05_Case Study_Hacker Statistics

Case Study: Hacker Statistics
============Random float
Randomness has many uses in science, art, statistics, cryptography, 
gaming, gambling, and other fields. You're going to use randomness to 
simulate a game.

All the functionality you need is contained in the random package, a 
sub-package of numpy. In this exercise, you'll be using two functions from this package:

seed(): sets the random seed, so that your results are reproducible 
between simulations. As an argument, it takes an integer of your choosing. If you call the function, no output will be generated.
rand(): if you don't specify any arguments, it generates a random float 
between zero and one.

--Instructions

Import numpy as np.
Use seed() to set the seed; as an argument, pass 123.
Generate your first random float with rand() and print it out.

# Import numpy as np
import numpy as np

# Set the seed
np.random.seed(123)

# Generate and print random float
print(np.random.rand())

============Roll the dice
In the previous exercise, you used rand(), that generates a random float 
between 0 and 1.

As Hugo explained in the video you can just as well use randint(), also 
a function of the random package, to generate integers randomly. The 
following call generates the integer 4, 5, 6 or 7 randomly. 8 is not included.

import numpy as np
np.random.randint(4, 8)
NumPy has already been imported as np and a seed has been set. Can you 
roll some dice?

--Instructions
Use randint() with the appropriate arguments to randomly generate the 
integer 1, 2, 3, 4, 5 or 6. This simulates a dice. Print it out.
Repeat the outcome to see if the second throw is different. Again, 
print out the result.

# Import numpy and set seed
import numpy as np
np.random.seed(123)

# Use randint() to simulate a dice
random = np.random.randint(1,7)
print(random)

# Use randint() again
random = np.random.randint(1,7)
print(random)

============Determine your next move
In the Empire State Building bet, your next move depends on the number 
of eyes you throw with the dice. We can perfectly code this with an 
if-elif-else construct!

The sample code assumes that you're currently at step 50. Can you fill 
in the missing pieces to finish the script? numpy is already imported as 
np and the seed has been set to 123, so you don't have to worry about 
that anymore.


Instructions

Roll the dice. Use randint() to create the variable dice.
Finish the if-elif-else construct by replacing ___:
If dice is 1 or 2, you go one step down.
if dice is 3, 4 or 5, you go one step up.
Else, you throw the dice again. The number of eyes is the number of 
steps you go up.
Print out dice and step. Given the value of dice, was step updated 
correctly?

# NumPy is imported, seed is set

# Starting step
step = 50

# Roll the dice
dice = np.random.randint(1,7)

# Finish the control construct
if dice <= 2 :
    step = step - 1
elif dice <=5 :
    step = step + 1
else :
    step = step + np.random.randint(1,7)

# Print out dice and step
print(dice)
print(step)
=================The next step
Before, you have already written Python code that determines the next 
step based on the previous step. Now it's time to put this code inside 
a for loop so that we can simulate a random walk.


--Instructions

Make a list random_walk that contains the first step, which is the 
integer 0.
Finish the for loop:
The loop should run 100 times.
On each iteration, set step equal to the last element in the 
random_walk list. You can use the index -1 for this.
Next, let the if-elif-else construct update step for you.
The code that appends step to random_walk is already coded.
Print out random_walk.

# NumPy is imported, seed is set

# Initialize random_walk
random_walk = [0]

# Complete the ___
for x in range(100) :
    # Set step: last element in random_walk
    step = random_walk[-1]

    # Roll the dice
    dice = np.random.randint(1,7)

    # Determine next step
    if dice <= 2:
        step = step - 1
    elif dice <= 5:
        step = step + 1
    else:
        step = step + np.random.randint(1,7)

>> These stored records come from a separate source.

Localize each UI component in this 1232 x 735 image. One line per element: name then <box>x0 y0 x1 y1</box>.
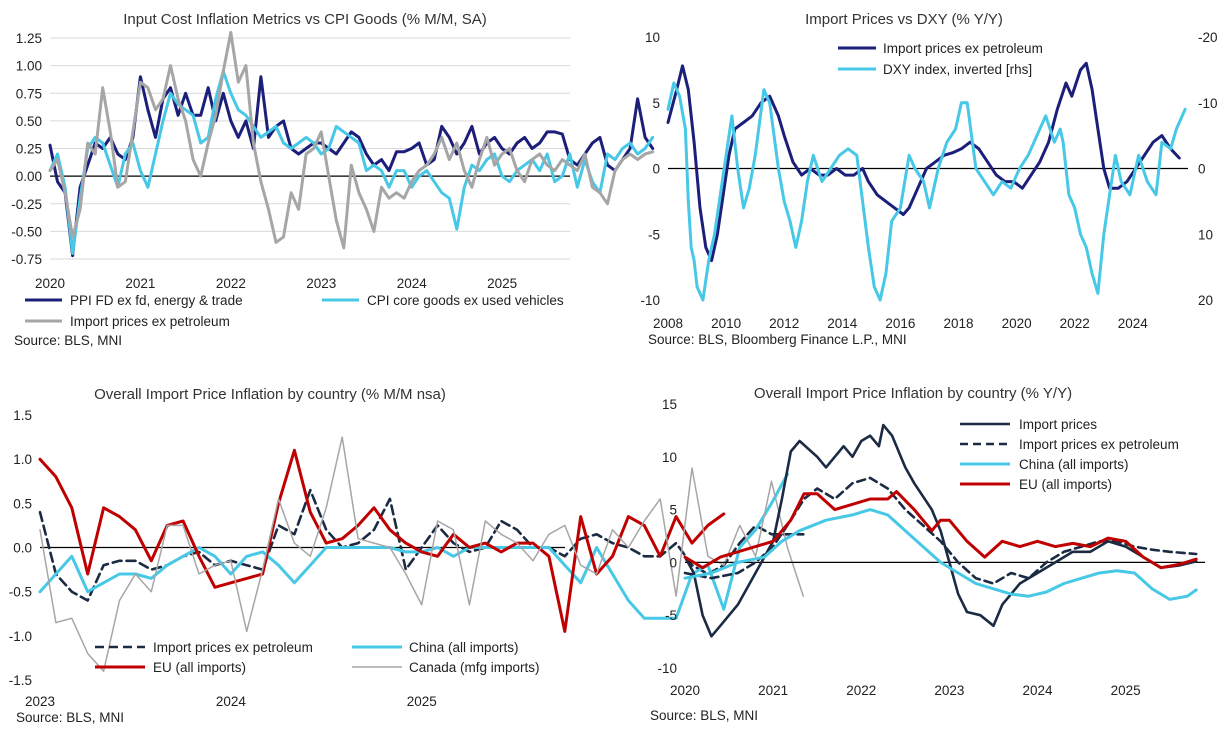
x-tick-label: 2021 <box>125 276 155 291</box>
y-tick-label: 1.00 <box>16 59 42 74</box>
legend-label-ppi: PPI FD ex fd, energy & trade <box>70 293 243 308</box>
x-tick-label: 2024 <box>1023 683 1054 698</box>
y-tick-label: 10 <box>662 450 677 465</box>
x-tick-label: 2010 <box>711 316 741 331</box>
y-right-tick-label: -10 <box>1198 96 1218 111</box>
y-tick-label: 1.25 <box>16 31 42 46</box>
chart-title: Input Cost Inflation Metrics vs CPI Good… <box>123 11 486 28</box>
y-tick-label: 0.0 <box>13 541 32 556</box>
x-tick-label: 2025 <box>407 694 437 709</box>
legend-label-eu: EU (all imports) <box>1019 477 1112 492</box>
legend-label-import-ex: Import prices ex petroleum <box>1019 437 1179 452</box>
legend: Import prices Import prices ex petroleum… <box>960 417 1179 492</box>
series-line-eu-all-imports <box>38 448 726 633</box>
y-tick-label: -5 <box>648 227 660 242</box>
series-line-china-all-imports <box>683 508 1198 601</box>
legend-label-import: Import prices ex petroleum <box>70 314 230 329</box>
y-tick-label: 0.50 <box>16 114 42 129</box>
y-tick-label: 15 <box>662 397 677 412</box>
x-tick-label: 2022 <box>846 683 876 698</box>
series-line-dxy-index-inverted-rhs <box>666 81 1187 302</box>
x-tick-label: 2022 <box>216 276 246 291</box>
chart-title: Import Prices vs DXY (% Y/Y) <box>805 11 1003 28</box>
chart-panel-country-yy: Overall Import Price Inflation by countr… <box>650 385 1205 723</box>
legend-label-import: Import prices ex petroleum <box>153 640 313 655</box>
x-tick-label: 2025 <box>1111 683 1141 698</box>
source-note: Source: BLS, MNI <box>650 708 758 723</box>
y-tick-label: -1.0 <box>9 629 32 644</box>
y-right-tick-label: 20 <box>1198 293 1213 308</box>
y-tick-label: -0.50 <box>11 224 42 239</box>
x-tick-label: 2018 <box>943 316 973 331</box>
legend-label-cpi: CPI core goods ex used vehicles <box>367 293 564 308</box>
y-tick-label: -0.75 <box>11 252 42 267</box>
x-tick-label: 2023 <box>934 683 964 698</box>
y-tick-label: 0.25 <box>16 142 42 157</box>
series-line-import-prices-ex-petroleum <box>48 31 655 250</box>
y-right-tick-label: 10 <box>1198 227 1213 242</box>
y-tick-label: 5 <box>652 96 660 111</box>
source-note: Source: BLS, Bloomberg Finance L.P., MNI <box>648 332 907 347</box>
chart-panel-country-mm: Overall Import Price Inflation by countr… <box>9 386 805 725</box>
x-tick-label: 2012 <box>769 316 799 331</box>
y-tick-label: -0.25 <box>11 197 42 212</box>
y-tick-label: -5 <box>665 608 677 623</box>
chart-title: Overall Import Price Inflation by countr… <box>94 386 446 403</box>
chart-panel-import-dxy: Import Prices vs DXY (% Y/Y) -10 -5 0 5 10 2… <box>640 11 1217 347</box>
legend-label-eu: EU (all imports) <box>153 660 246 675</box>
series-line-canada-mfg-imports <box>39 436 805 672</box>
y-tick-label: 0.00 <box>16 169 42 184</box>
series-line-ppi-fd-ex-fd-energy-trade <box>48 75 655 258</box>
legend: Import prices ex petroleum China (all im… <box>95 640 540 675</box>
legend-label-import: Import prices ex petroleum <box>883 41 1043 56</box>
x-tick-label: 2022 <box>1060 316 1090 331</box>
y-tick-label: 5 <box>669 503 677 518</box>
y-right-tick-label: -20 <box>1198 30 1218 45</box>
x-tick-label: 2023 <box>306 276 336 291</box>
x-tick-label: 2020 <box>670 683 700 698</box>
y-tick-label: 1.0 <box>13 452 32 467</box>
legend: Import prices ex petroleum DXY index, in… <box>838 41 1043 77</box>
legend-label-dxy: DXY index, inverted [rhs] <box>883 62 1032 77</box>
y-tick-label: 10 <box>645 30 660 45</box>
chart-panel-input-cost: Input Cost Inflation Metrics vs CPI Good… <box>11 11 655 348</box>
x-tick-label: 2020 <box>1002 316 1032 331</box>
y-tick-label: 1.5 <box>13 408 32 423</box>
series-line-cpi-core-goods-ex-used-vehicles <box>48 69 655 255</box>
x-tick-label: 2025 <box>487 276 517 291</box>
y-tick-label: -10 <box>657 661 677 676</box>
series-line-eu-all-imports <box>683 490 1198 570</box>
series-line-china-all-imports <box>38 472 789 620</box>
y-tick-label: 0 <box>652 162 660 177</box>
x-tick-label: 2016 <box>885 316 915 331</box>
y-tick-label: 0.5 <box>13 496 32 511</box>
y-right-tick-label: 0 <box>1198 162 1206 177</box>
legend-label-china: China (all imports) <box>409 640 519 655</box>
y-tick-label: -1.5 <box>9 673 32 688</box>
y-tick-label: 0 <box>669 555 677 570</box>
source-note: Source: BLS, MNI <box>14 333 122 348</box>
y-tick-label: -10 <box>640 293 660 308</box>
legend-label-china: China (all imports) <box>1019 457 1129 472</box>
y-tick-label: 0.75 <box>16 86 42 101</box>
legend-label-import: Import prices <box>1019 417 1097 432</box>
x-tick-label: 2024 <box>397 276 428 291</box>
source-note: Source: BLS, MNI <box>16 710 124 725</box>
legend-label-canada: Canada (mfg imports) <box>409 660 540 675</box>
x-tick-label: 2008 <box>653 316 683 331</box>
y-tick-label: -0.5 <box>9 585 32 600</box>
series-line-import-prices-ex-petroleum <box>666 61 1181 263</box>
x-tick-label: 2024 <box>1118 316 1149 331</box>
x-tick-label: 2014 <box>827 316 858 331</box>
x-tick-label: 2024 <box>216 694 247 709</box>
chart-title: Overall Import Price Inflation by countr… <box>754 385 1072 402</box>
x-tick-label: 2023 <box>25 694 55 709</box>
legend: PPI FD ex fd, energy & trade CPI core go… <box>25 293 564 329</box>
x-tick-label: 2021 <box>758 683 788 698</box>
x-tick-label: 2020 <box>35 276 65 291</box>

    # append next_step to random_walk
    random_walk.append(step)

# Print random_walk
print(random_walk)
=================How low can you go?
Things are shaping up nicely! You already have code that calculates 
your location in the Empire State Building after 100 dice throws. 
However, there's something we haven't thought about - you can't go 
below 0!

A typical way to solve problems like this is by using max(). If you 
pass max() two arguments, the biggest one gets returned. For example, 
to make sure that a variable x never goes below 10 when you decrease 
it, you can use:

x = max(10, x - 1)
Instructions

Use max() in a similar way to make sure that step doesn't go below 
zero if dice <= 2.
Hit Submit Answer and check the contents of random_walk.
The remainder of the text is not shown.